Herring, making his second career start, completed 19 of 32 passes for 290 yards and a touchdown. His effectiveness was enhanced by Montgomery’s creative use of freshman Holton Ahlers as something of a Wildcat quarterback, a look the Pirates didn’t show in the loss to A&T.

Ahlers rushed eight times for 41 yards and scored a pair of touchdowns.

“We’re trying to win in any way we can win,” Montgomery said of his decision to use two quarterbacks, adding that both Herring and Ahlers embraced the situation. “They hugged each other and we went to work. They’re team guys.”
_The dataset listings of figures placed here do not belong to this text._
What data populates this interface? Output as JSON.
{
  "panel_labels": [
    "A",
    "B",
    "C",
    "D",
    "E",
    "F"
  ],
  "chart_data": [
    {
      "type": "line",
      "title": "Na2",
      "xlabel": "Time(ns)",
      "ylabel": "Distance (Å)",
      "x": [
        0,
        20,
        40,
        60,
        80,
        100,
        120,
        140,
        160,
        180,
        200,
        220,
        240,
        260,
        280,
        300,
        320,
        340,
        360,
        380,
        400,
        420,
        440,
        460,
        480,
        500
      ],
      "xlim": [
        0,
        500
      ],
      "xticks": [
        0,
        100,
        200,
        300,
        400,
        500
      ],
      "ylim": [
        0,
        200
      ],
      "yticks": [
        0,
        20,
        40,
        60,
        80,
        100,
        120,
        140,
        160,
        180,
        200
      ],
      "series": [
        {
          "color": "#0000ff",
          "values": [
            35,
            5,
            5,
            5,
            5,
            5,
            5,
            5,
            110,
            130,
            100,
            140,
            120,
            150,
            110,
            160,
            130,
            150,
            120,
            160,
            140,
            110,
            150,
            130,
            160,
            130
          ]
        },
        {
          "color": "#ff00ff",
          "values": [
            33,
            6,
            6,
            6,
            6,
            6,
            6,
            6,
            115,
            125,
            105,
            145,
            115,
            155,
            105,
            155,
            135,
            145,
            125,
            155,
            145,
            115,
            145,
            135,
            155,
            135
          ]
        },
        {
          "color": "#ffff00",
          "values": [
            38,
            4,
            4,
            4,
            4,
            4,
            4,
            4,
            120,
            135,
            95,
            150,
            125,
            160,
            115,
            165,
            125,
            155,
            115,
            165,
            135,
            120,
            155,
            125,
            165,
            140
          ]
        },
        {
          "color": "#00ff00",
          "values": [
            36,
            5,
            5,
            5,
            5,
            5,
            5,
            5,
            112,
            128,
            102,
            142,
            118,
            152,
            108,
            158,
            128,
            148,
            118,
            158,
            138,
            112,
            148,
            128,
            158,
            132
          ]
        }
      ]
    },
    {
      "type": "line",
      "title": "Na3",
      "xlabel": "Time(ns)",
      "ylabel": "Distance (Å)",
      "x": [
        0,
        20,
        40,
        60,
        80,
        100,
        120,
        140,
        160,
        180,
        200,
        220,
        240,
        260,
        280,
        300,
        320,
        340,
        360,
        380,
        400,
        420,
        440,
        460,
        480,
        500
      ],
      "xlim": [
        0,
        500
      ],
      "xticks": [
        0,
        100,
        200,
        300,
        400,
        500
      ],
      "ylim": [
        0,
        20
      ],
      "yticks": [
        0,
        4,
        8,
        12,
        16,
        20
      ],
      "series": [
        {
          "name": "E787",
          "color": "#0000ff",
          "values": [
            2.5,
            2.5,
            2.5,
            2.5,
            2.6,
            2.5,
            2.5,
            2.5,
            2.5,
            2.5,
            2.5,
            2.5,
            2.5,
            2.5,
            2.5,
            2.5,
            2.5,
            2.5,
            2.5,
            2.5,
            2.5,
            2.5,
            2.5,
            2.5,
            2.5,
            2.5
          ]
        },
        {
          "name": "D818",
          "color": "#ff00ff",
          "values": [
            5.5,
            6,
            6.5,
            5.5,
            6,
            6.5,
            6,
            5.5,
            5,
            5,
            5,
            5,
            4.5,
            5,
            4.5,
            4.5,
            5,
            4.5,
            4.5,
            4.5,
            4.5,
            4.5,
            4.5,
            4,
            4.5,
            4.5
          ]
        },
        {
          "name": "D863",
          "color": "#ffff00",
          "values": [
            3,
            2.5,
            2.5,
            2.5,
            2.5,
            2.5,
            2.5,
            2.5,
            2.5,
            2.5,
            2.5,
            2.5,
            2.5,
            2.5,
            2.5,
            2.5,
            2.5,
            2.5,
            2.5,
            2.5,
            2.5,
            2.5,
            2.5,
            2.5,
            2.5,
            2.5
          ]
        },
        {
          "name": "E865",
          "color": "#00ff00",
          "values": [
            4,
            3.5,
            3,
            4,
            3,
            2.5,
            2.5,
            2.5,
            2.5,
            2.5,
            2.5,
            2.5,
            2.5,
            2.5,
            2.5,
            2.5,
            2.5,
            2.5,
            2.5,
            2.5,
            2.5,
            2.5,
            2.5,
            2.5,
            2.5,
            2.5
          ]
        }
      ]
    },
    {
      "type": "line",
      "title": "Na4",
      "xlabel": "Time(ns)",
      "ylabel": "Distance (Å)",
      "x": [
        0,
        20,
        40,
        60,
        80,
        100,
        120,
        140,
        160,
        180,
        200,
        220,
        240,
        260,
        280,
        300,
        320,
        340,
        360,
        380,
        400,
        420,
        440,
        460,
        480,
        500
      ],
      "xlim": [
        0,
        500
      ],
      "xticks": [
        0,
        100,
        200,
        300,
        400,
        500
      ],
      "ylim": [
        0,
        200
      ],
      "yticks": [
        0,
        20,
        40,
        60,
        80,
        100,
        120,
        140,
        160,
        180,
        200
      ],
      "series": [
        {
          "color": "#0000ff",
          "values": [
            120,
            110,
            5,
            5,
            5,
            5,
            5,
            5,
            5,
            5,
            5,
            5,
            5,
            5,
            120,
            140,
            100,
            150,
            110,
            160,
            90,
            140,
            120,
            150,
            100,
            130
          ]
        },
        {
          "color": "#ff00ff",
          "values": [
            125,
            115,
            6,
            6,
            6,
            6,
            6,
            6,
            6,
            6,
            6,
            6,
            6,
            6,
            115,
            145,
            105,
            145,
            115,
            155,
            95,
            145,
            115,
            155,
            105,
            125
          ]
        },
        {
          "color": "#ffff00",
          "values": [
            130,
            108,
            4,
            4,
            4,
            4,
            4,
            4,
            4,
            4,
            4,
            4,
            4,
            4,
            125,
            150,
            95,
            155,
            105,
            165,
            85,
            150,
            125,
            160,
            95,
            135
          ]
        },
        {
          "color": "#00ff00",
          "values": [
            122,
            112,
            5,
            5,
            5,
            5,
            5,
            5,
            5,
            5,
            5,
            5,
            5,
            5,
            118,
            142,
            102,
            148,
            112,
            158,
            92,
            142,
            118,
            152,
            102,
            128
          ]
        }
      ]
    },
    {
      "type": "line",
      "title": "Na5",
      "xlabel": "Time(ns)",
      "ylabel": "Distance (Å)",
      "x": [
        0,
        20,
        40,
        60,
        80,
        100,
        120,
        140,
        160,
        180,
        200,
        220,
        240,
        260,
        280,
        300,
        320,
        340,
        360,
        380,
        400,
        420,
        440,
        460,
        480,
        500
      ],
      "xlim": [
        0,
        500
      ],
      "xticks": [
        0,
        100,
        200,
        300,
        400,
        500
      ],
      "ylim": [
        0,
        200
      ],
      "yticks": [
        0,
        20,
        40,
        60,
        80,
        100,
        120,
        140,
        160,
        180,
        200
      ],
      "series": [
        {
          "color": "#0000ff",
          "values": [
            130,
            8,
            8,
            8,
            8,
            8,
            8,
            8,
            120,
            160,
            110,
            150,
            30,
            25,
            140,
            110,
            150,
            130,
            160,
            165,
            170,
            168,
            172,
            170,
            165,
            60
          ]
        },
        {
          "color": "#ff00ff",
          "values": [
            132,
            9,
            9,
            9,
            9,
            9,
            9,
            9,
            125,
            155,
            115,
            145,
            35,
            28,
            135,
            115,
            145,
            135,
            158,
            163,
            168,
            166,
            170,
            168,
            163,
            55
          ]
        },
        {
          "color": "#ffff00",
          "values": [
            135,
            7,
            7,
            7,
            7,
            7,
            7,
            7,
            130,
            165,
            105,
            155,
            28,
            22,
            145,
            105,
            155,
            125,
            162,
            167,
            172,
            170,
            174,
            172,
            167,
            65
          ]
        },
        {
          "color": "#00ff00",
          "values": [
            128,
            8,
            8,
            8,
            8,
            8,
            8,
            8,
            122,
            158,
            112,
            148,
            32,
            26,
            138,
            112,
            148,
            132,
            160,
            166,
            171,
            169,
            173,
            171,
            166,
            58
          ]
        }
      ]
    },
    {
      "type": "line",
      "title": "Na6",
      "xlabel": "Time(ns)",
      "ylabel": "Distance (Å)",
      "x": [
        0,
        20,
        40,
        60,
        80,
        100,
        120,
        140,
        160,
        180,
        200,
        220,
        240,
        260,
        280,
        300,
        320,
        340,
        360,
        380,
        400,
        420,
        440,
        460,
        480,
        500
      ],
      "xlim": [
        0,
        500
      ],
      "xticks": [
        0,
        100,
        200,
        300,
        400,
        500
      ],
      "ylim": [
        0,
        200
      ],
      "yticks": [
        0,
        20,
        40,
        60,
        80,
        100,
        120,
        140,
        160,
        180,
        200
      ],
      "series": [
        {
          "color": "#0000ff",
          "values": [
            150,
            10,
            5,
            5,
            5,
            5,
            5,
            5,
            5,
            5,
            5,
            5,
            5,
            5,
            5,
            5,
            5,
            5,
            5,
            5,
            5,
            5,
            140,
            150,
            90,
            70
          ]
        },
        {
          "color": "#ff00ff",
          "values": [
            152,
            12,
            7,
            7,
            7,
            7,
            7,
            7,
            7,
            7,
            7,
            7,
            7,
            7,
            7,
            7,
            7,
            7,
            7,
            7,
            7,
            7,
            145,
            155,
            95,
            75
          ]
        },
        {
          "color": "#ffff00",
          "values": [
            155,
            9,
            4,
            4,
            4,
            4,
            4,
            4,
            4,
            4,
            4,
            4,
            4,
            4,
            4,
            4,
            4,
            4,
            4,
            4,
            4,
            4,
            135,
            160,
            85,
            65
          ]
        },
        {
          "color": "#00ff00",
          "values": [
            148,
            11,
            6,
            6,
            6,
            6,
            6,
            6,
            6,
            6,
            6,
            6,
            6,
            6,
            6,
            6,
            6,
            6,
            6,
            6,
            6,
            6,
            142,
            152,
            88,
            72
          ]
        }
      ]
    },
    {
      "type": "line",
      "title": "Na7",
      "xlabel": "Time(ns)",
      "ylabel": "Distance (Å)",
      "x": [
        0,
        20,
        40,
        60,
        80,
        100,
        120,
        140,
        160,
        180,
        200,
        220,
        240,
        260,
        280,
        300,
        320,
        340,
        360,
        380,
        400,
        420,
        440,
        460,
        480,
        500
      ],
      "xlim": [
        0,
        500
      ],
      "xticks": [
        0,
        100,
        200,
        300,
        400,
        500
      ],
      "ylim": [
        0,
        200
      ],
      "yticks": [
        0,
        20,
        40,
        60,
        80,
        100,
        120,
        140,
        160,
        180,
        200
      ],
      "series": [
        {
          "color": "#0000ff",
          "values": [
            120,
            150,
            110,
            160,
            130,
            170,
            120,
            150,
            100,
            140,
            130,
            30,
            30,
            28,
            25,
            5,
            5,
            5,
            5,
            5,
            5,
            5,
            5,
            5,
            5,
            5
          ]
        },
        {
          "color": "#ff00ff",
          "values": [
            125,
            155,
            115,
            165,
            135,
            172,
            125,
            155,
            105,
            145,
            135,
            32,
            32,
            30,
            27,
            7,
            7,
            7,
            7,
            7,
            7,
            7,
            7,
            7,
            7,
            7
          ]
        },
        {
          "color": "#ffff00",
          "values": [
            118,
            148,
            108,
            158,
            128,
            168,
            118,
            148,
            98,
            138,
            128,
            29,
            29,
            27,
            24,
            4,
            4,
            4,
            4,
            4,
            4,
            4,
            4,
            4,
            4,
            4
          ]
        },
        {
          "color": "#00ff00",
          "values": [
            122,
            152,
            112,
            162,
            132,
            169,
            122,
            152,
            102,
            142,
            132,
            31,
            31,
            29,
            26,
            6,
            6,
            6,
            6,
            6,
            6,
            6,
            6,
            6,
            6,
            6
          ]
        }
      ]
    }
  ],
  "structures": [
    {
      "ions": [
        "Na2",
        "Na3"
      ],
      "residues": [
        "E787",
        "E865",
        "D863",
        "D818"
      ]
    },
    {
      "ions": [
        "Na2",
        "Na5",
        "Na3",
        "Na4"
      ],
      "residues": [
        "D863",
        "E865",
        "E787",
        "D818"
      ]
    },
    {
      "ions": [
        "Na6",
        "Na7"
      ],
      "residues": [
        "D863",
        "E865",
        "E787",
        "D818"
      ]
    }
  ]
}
As motivated as the Pirates were, it appeared as though UNC might match their sense of urgency during the early going.

With Ohio State transfer Antonio Williams and junior Jordon Brown establishing the running game and quarterback Nathan Elliott (22 of 38, 219 yards) hitting enough passes to keep the chains moving, the Tar Heels scored on five of their six first-half possessions.

Because four of those scores were Freeman Jones field goals — from 32, 44, 49 and 42 yards out — the Tar Heels still found themselves trailing 21-19 at the break. They also hurt themselves by not taking advantage of breaks the Pirates tried to give them.
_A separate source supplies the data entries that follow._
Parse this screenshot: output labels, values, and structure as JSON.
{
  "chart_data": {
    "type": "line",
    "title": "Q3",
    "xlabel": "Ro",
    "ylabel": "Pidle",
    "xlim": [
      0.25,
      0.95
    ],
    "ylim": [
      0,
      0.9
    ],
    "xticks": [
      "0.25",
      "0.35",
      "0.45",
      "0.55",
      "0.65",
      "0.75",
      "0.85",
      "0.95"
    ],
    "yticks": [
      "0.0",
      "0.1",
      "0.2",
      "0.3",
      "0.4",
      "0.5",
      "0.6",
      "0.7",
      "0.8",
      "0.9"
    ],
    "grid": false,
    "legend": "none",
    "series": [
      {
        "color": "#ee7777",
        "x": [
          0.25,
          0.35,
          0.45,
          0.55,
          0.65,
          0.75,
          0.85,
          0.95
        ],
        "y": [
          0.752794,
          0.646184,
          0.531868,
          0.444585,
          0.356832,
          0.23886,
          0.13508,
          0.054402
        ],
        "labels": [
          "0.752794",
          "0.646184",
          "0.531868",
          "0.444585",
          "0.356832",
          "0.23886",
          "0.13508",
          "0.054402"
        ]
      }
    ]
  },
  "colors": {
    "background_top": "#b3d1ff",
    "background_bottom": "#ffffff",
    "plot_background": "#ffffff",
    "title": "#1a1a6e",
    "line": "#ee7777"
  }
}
On one 16-play, seven-minute touchdown drive late in the first half, they failed to recover two fumbles, including one after a strip sack by defensive end Allen Cater, and committed a late hit penalty that turned a potential fourth-and-22 situation into a first down in the red zone.  
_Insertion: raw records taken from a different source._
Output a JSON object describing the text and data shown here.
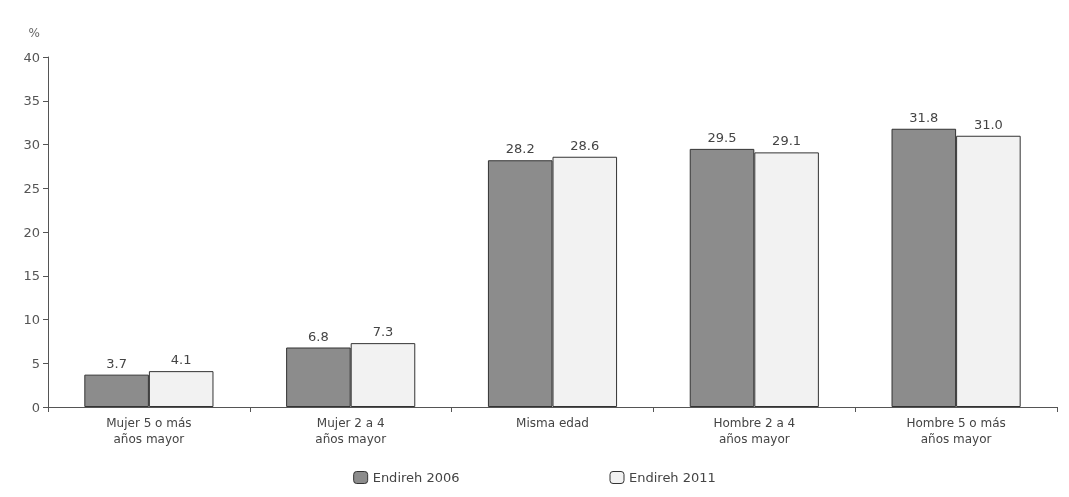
{
  "chart_data": {
    "type": "bar",
    "ylabel": "%",
    "categories": [
      "Mujer 5 o más\naños mayor",
      "Mujer 2 a 4\naños mayor",
      "Misma edad",
      "Hombre 2 a 4\naños mayor",
      "Hombre 5 o más\naños mayor"
    ],
    "series": [
      {
        "name": "Endireh 2006",
        "color": "#8c8c8c",
        "values": [
          3.7,
          6.8,
          28.2,
          29.5,
          31.8
        ],
        "value_labels": [
          "3.7",
          "6.8",
          "28.2",
          "29.5",
          "31.8"
        ]
      },
      {
        "name": "Endireh 2011",
        "color": "#f2f2f2",
        "values": [
          4.1,
          7.3,
          28.6,
          29.1,
          31.0
        ],
        "value_labels": [
          "4.1",
          "7.3",
          "28.6",
          "29.1",
          "31.0"
        ]
      }
    ],
    "ylim": [
      0,
      40
    ],
    "yticks": [
      0,
      5,
      10,
      15,
      20,
      25,
      30,
      35,
      40
    ],
    "grid": false,
    "legend": "bottom"
  }
}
“We kept shooting ourselves in the foot,” Fedora said. “We kept getting penalties, we didn’t finish any drives off. Give Freeman credit, he did a nice job for us. And then in the second half, we didn’t get anything going.”

UNC’s woes actually began on its final possession before halftime, coincidentally, on a play that saw Elliott complete a pass to Anthony Ratliff-Williams for a 32-yard gain. Most of that yardage was wiped out, though, when Antonio Williams was called for targeting on a block that sent ECU defensive back Colby Gore to the hospital.

Williams, who had rushed for 96 yards on six carries to that point, was ejected for his infraction. And the Tar Heels (0-2) never seemed to recover.

They mustered only 78 total yards after halftime while running just 28 total plays. That compares to 238 yards and 42 plays for ECU. UNC was also failed to convert its last seven third-down attempts and twice failed to pick up a yard on fourth down to extend possessions.

“I thought the difference in the game tonight was the way our defense played in the second half,” Montgomery said. “I don’t know the last time I’ve been part of a shutout in the second half, also part of an offense coming out and basically putting up 21 and 20 points in separate halves. It was an all-around great game.”

As it usually is for the Pirates against an in-state ACC opponent.

“You have teams like that, that come in here and think they’re going to beat you no matter what the circumstances are,” offensive guard Garrett McGhin said. “To be able to go out there and put numbers on the board, that’s pretty special. There’s a special place in my heart beating Carolina and State at home.”